4. There are a multitude of factors contributing to outages of capacity, which broadly fit within three types:
a. Technical issues (faults, planned maintenance, unplanned maintenance, etc.)
b. No or low demand (too low to be met by a generator in practice)
c. No fuel availability [There are a few other regulatory and other reasons for outages as well, but (a) to (c) contribute to over 90% of outages.]
5. Approximately 13 GW of firm capacity outage could be recovered quickly based on proper planning and co-ordination e.g. by ensuring the availability of coal and gas. This is distinct from low plant load factors (PLFs) of many generators which run at or near the peak demand period.
6. Firm capacity outages vary by season as well as region. For example, outages due to coal shortages were predominant in the Western Regional Load Dispatch Center (WRLDC) all year round and in the Eastern RLDC between October-January (using recent data).
7. Meeting the average requirement of energy (TWh, or billion units, aka BU) will be less of a problem in the future than meeting the requirement of instantaneous capacity (megawatts).
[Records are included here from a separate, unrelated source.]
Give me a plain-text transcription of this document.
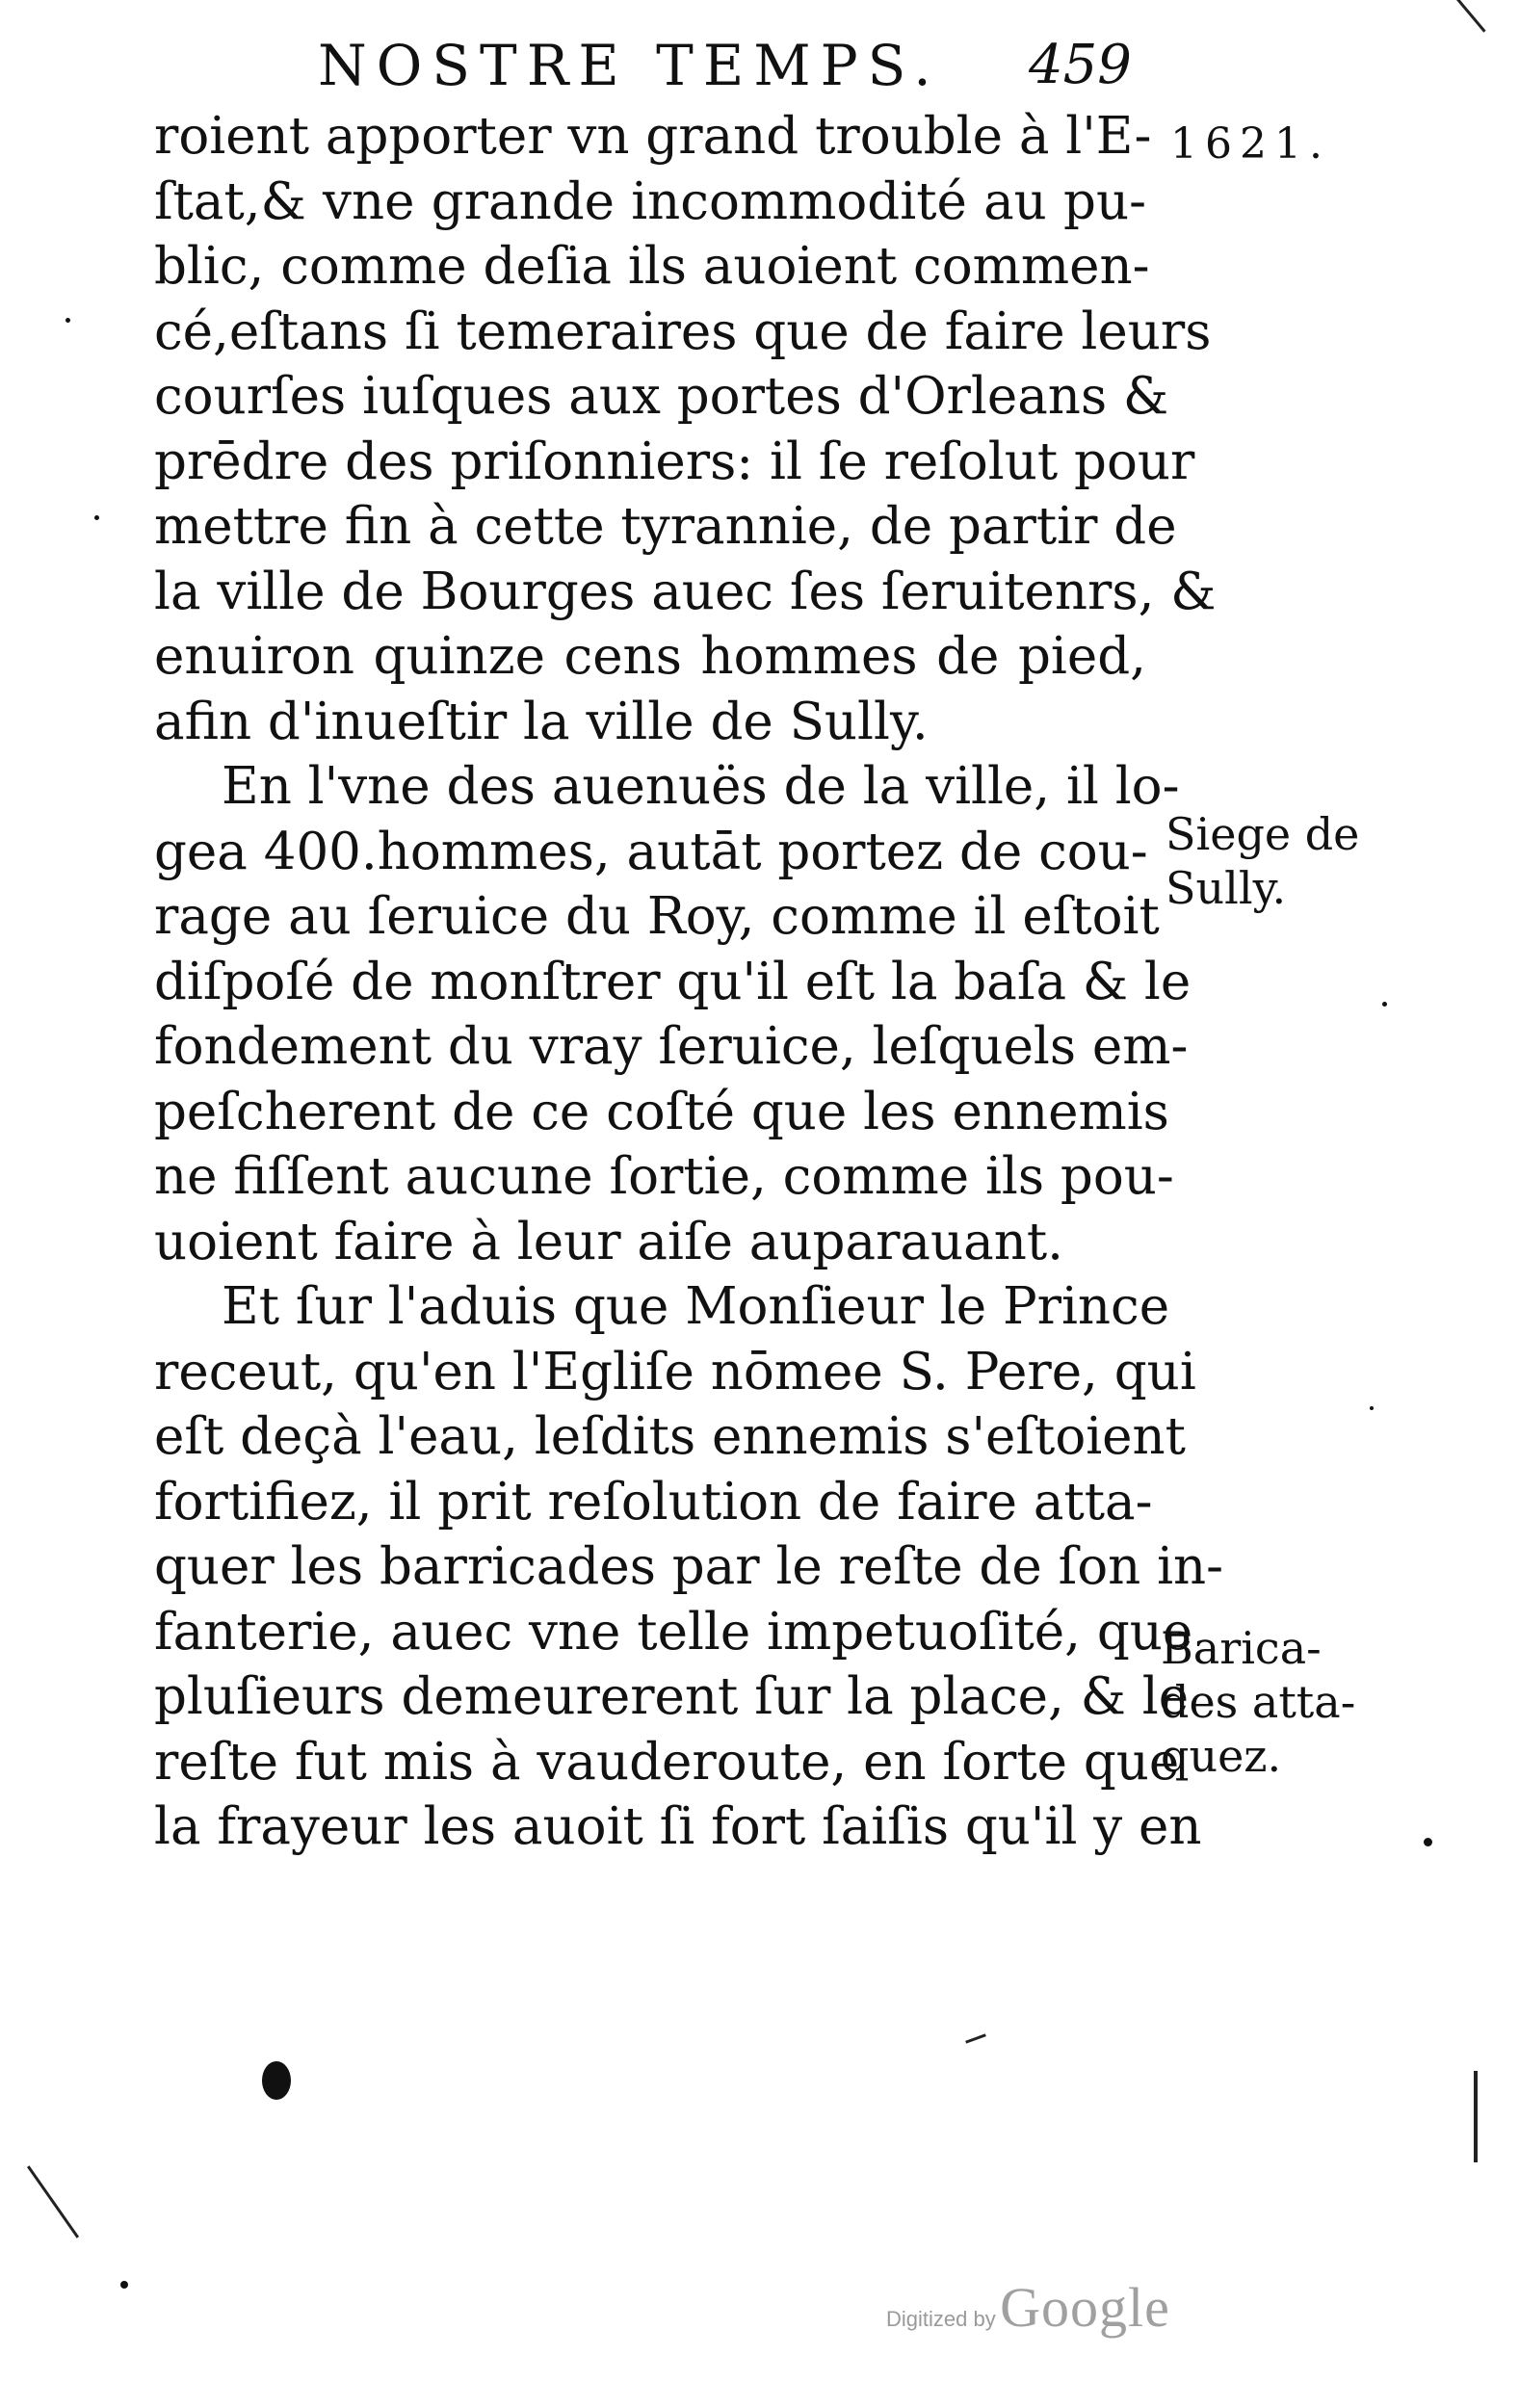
NOSTRE TEMPS. 459
1621.
roient apporter vn grand trouble à l'E-
ſtat,& vne grande incommodité au pu-
blic, comme deſia ils auoient commen-
cé,eſtans ſi temeraires que de faire leurs
courſes iuſques aux portes d'Orleans &
prēdre des priſonniers: il ſe reſolut pour
mettre fin à cette tyrannie, de partir de
la ville de Bourges auec ſes ſeruitenrs, &
enuiron quinze cens hommes de pied,
afin d'inueſtir la ville de Sully.
En l'vne des auenuës de la ville, il lo-
gea 400.hommes, autāt portez de cou-
rage au ſeruice du Roy, comme il eſtoit
diſpoſé de monſtrer qu'il eſt la baſa & le
fondement du vray ſeruice, leſquels em-
peſcherent de ce coſté que les ennemis
ne fiſſent aucune ſortie, comme ils pou-
uoient faire à leur aiſe auparauant.
Et ſur l'aduis que Monſieur le Prince
receut, qu'en l'Egliſe nōmee S. Pere, qui
eſt deçà l'eau, leſdits ennemis s'eſtoient
fortifiez, il prit reſolution de faire atta-
quer les barricades par le reſte de ſon in-
fanterie, auec vne telle impetuoſité, que
pluſieurs demeurerent ſur la place, & le
reſte fut mis à vauderoute, en ſorte que
la frayeur les auoit ſi fort ſaiſis qu'il y en
Siege de
Sully.
Barica-
des atta-
quez.
Digitized by Google
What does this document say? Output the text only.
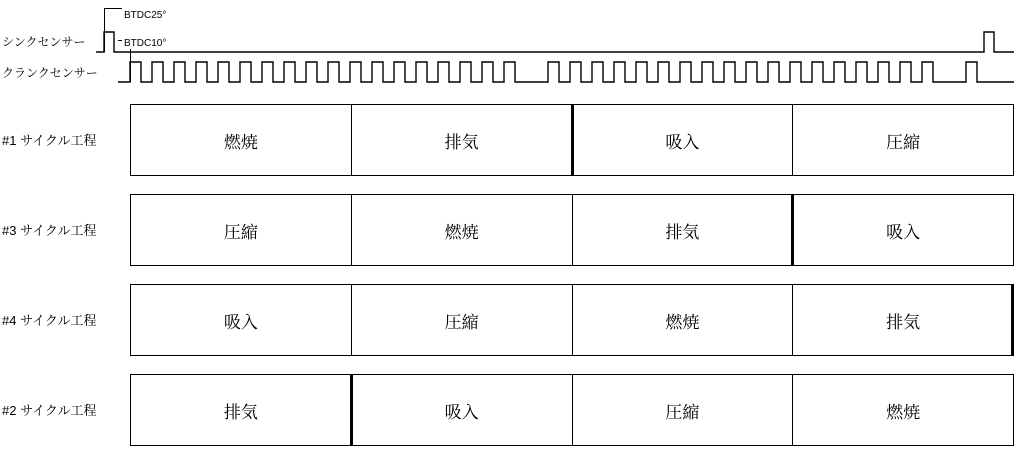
BTDC25°
BTDC10°
シンクセンサー
クランクセンサー
#1 サイクル工程	燃焼	排気	吸入	圧縮
#3 サイクル工程	圧縮	燃焼	排気	吸入
#4 サイクル工程	吸入	圧縮	燃焼	排気
#2 サイクル工程	排気	吸入	圧縮	燃焼
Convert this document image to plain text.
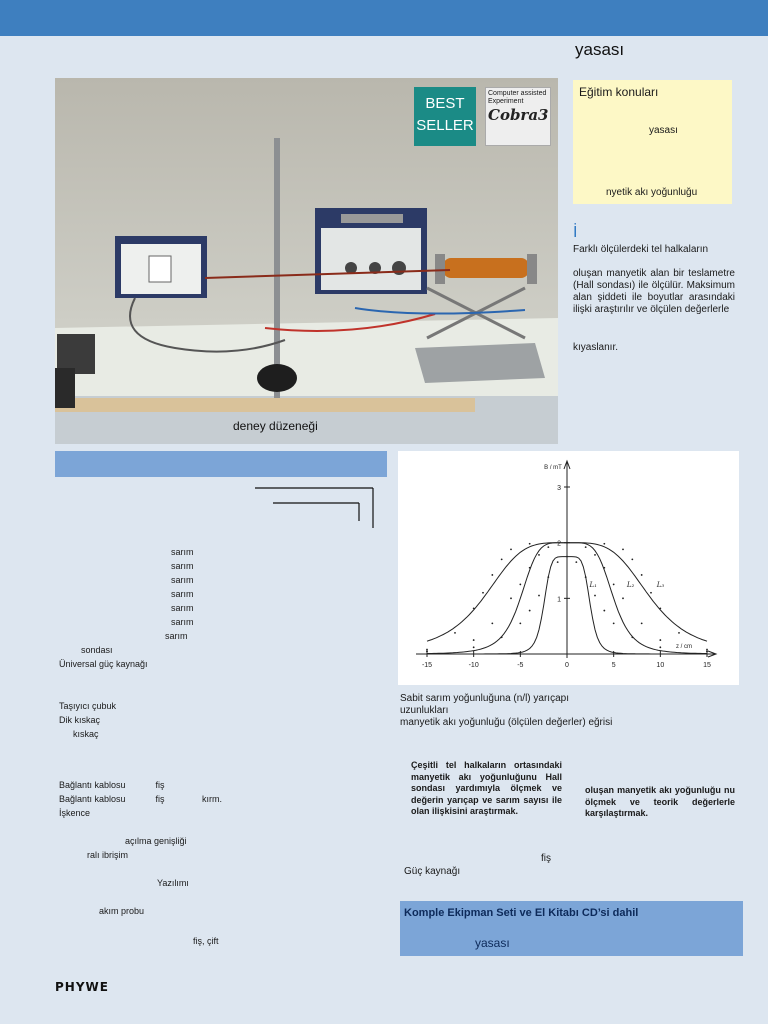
yasası
BEST
SELLER
Computer assisted
Experiment
Cobra3
deney düzeneği
Eğitim konuları
yasası
nyetik akı yoğunluğu
İ
Farklı ölçülerdeki tel halkaların
oluşan manyetik alan bir teslametre (Hall sondası) ile ölçülür. Maksimum alan şiddeti ile boyutlar arasındaki ilişki araştırılır ve ölçülen değerlerle
kıyaslanır.
sarım
sarım
sarım
sarım
sarım
sarım
sarım
sondası
Üniversal güç kaynağı
Taşıyıcı çubuk
Dik kıskaç
kıskaç
Bağlantı kablosu            fiş
Bağlantı kablosu            fiş               kırm.
İşkence
açılma genişliği
ralı ibrişim
Yazılımı
akım probu
fiş, çift
-15	-10	-5	0	5	10	15
1
2
3
B / mT
z / cm
L₁	L₂	L₃
Sabit sarım yoğunluğuna (n/l) yarıçapı
uzunlukları
manyetik akı yoğunluğu (ölçülen değerler) eğrisi
Çeşitli tel halkaların ortasındaki manyetik akı yoğunluğunu Hall sondası yardımıyla ölçmek ve değerin yarıçap ve sarım sayısı ile olan ilişkisini araştırmak.
oluşan manyetik akı yoğunluğu nu ölçmek ve teorik değerlerle karşılaştırmak.
fiş
Güç kaynağı
Komple Ekipman Seti ve El Kitabı CD’si dahil
yasası
PHYWE
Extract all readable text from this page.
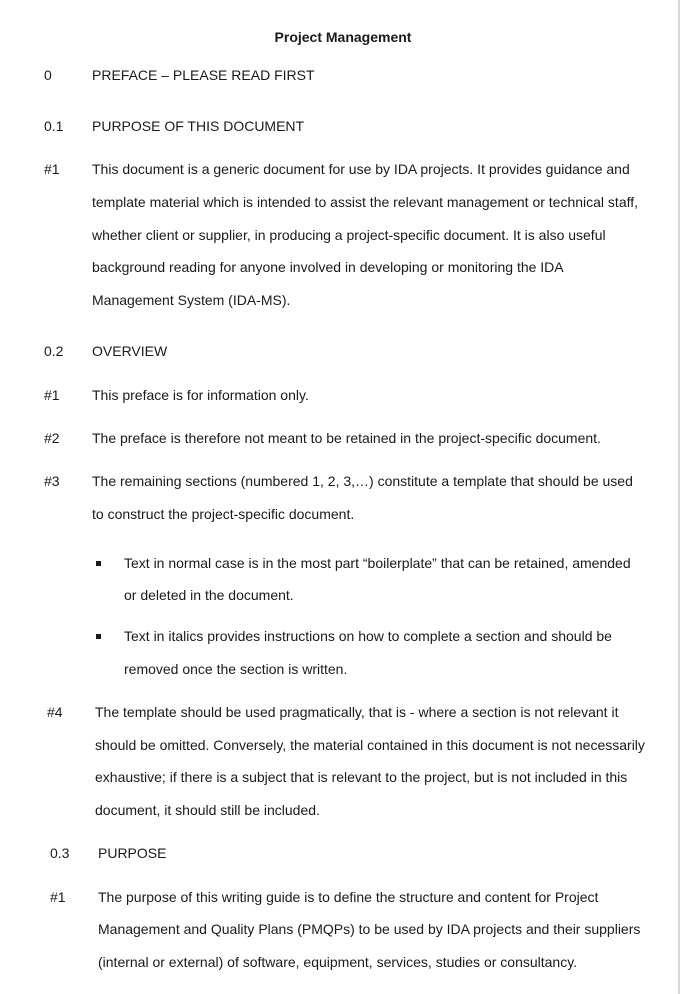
Project Management
0	PREFACE – PLEASE READ FIRST
0.1 PURPOSE OF THIS DOCUMENT
#1 This document is a generic document for use by IDA projects. It provides guidance and
template material which is intended to assist the relevant management or technical staff,
whether client or supplier, in producing a project-specific document. It is also useful
background reading for anyone involved in developing or monitoring the IDA
Management System (IDA-MS).
0.2 OVERVIEW
#1 This preface is for information only.
#2 The preface is therefore not meant to be retained in the project-specific document.
#3 The remaining sections (numbered 1, 2, 3,…) constitute a template that should be used
to construct the project-specific document.
Text in normal case is in the most part “boilerplate” that can be retained, amended
or deleted in the document.
Text in italics provides instructions on how to complete a section and should be
removed once the section is written.
#4 The template should be used pragmatically, that is - where a section is not relevant it
should be omitted. Conversely, the material contained in this document is not necessarily
exhaustive; if there is a subject that is relevant to the project, but is not included in this
document, it should still be included.
0.3 PURPOSE
#1 The purpose of this writing guide is to define the structure and content for Project
Management and Quality Plans (PMQPs) to be used by IDA projects and their suppliers
(internal or external) of software, equipment, services, studies or consultancy.
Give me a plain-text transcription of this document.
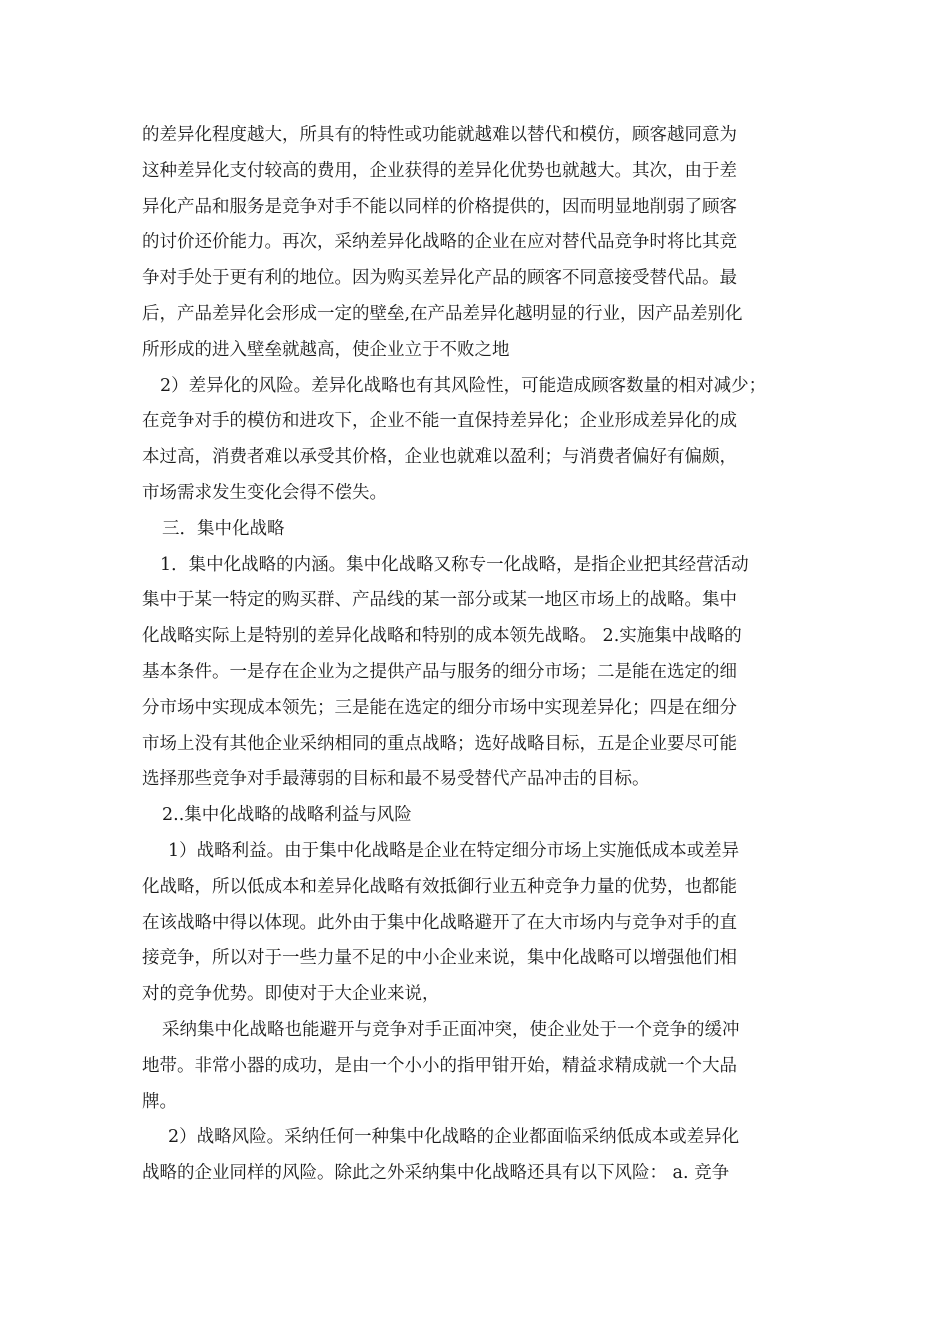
的差异化程度越大，所具有的特性或功能就越难以替代和模仿，顾客越同意为
这种差异化支付较高的费用，企业获得的差异化优势也就越大。其次，由于差
异化产品和服务是竞争对手不能以同样的价格提供的，因而明显地削弱了顾客
的讨价还价能力。再次，采纳差异化战略的企业在应对替代品竞争时将比其竞
争对手处于更有利的地位。因为购买差异化产品的顾客不同意接受替代品。最
后，产品差异化会形成一定的壁垒,在产品差异化越明显的行业，因产品差别化
所形成的进入壁垒就越高，使企业立于不败之地
2）差异化的风险。差异化战略也有其风险性，可能造成顾客数量的相对减少；
在竞争对手的模仿和进攻下，企业不能一直保持差异化；企业形成差异化的成
本过高，消费者难以承受其价格，企业也就难以盈利；与消费者偏好有偏颇，
市场需求发生变化会得不偿失。
三．集中化战略
1．集中化战略的内涵。集中化战略又称专一化战略，是指企业把其经营活动
集中于某一特定的购买群、产品线的某一部分或某一地区市场上的战略。集中
化战略实际上是特别的差异化战略和特别的成本领先战略。 2.实施集中战略的
基本条件。一是存在企业为之提供产品与服务的细分市场；二是能在选定的细
分市场中实现成本领先；三是能在选定的细分市场中实现差异化；四是在细分
市场上没有其他企业采纳相同的重点战略；选好战略目标，五是企业要尽可能
选择那些竞争对手最薄弱的目标和最不易受替代产品冲击的目标。
2..集中化战略的战略利益与风险
1）战略利益。由于集中化战略是企业在特定细分市场上实施低成本或差异
化战略，所以低成本和差异化战略有效抵御行业五种竞争力量的优势，也都能
在该战略中得以体现。此外由于集中化战略避开了在大市场内与竞争对手的直
接竞争，所以对于一些力量不足的中小企业来说，集中化战略可以增强他们相
对的竞争优势。即使对于大企业来说，
采纳集中化战略也能避开与竞争对手正面冲突，使企业处于一个竞争的缓冲
地带。非常小器的成功，是由一个小小的指甲钳开始，精益求精成就一个大品
牌。
2）战略风险。采纳任何一种集中化战略的企业都面临采纳低成本或差异化
战略的企业同样的风险。除此之外采纳集中化战略还具有以下风险： a. 竞争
RE is growing at a fast pace in India, but based on daily and seasonal differences, and in the long run without storage, it plays a very small (about 3% observed during December 2018) role in meeting the peak demand (which mostly occurs in the evenings).
8. With a growth of nearly 10 GW in peak demand anticipated every year, perhaps more, the current capacity surplus as well as the planned installation of non-coal firm capacity might not be enough to meet the peak demand as early as 2021 or 2022. Some form of additional peak supply would be needed at most by 2022, after exhausting the recoverable outages of about 25 GW (a mix of no fuel and no demand today). Deciding on the best type of generation capacity to meet the peak is a separate calculation. A new coal plant may not be optimal, unless it is well under construction and nearly built, and can operate viably at low or modest PLFs. A better focus will be peakers, storage, demand side management/demand response, load shifting etc.
9. 62.7 GW of firm capacity has been planned to be built between 2017-2022, averaging at about 12.5 GW per year. However, for the one-year period between October 2017 and September 2018, only 3 GW of capacity has been commissioned. Unless projects are heavily stacked towards the end
(2022), it is highly unlikely that all the planned capacity will be commissioned by that time.
10. One big unknown is compliance with upcoming environmental norms, which will result in downtime for retrofitting existing coal plans, or even retirement of some older capacity. Almost all the planned upgradation of the power plants to meet upcoming environmental requirements is scheduled in 2021-2022. This will lead to many power plants being shut down simultaneously during that period. It would be beneficial if the upgradation schedule is front loaded or at least more evenly distributed between 2019-2022, to reduce the impact of lost capacity to meet peak demand.
11. Future studies should investigate the optimal generation mix required, from the perspectives of true technical economics (distinct from contractual economics), greenhouse gas (GHG) emissions and grid stability in a high RE future. Also, a detailed analysis for the reasons of coal and gas shortages is required, to chart out a reasonable course of action to overcome these. Different Regional Load Dispatch Centres (RLDCs) have different strengths and weaknesses, with some performing better than others when it comes to capacity outages. There is a need to share the best practices among the various RLDCs, and coordinate for planned maintenance, including upgrades to meet environmental norms.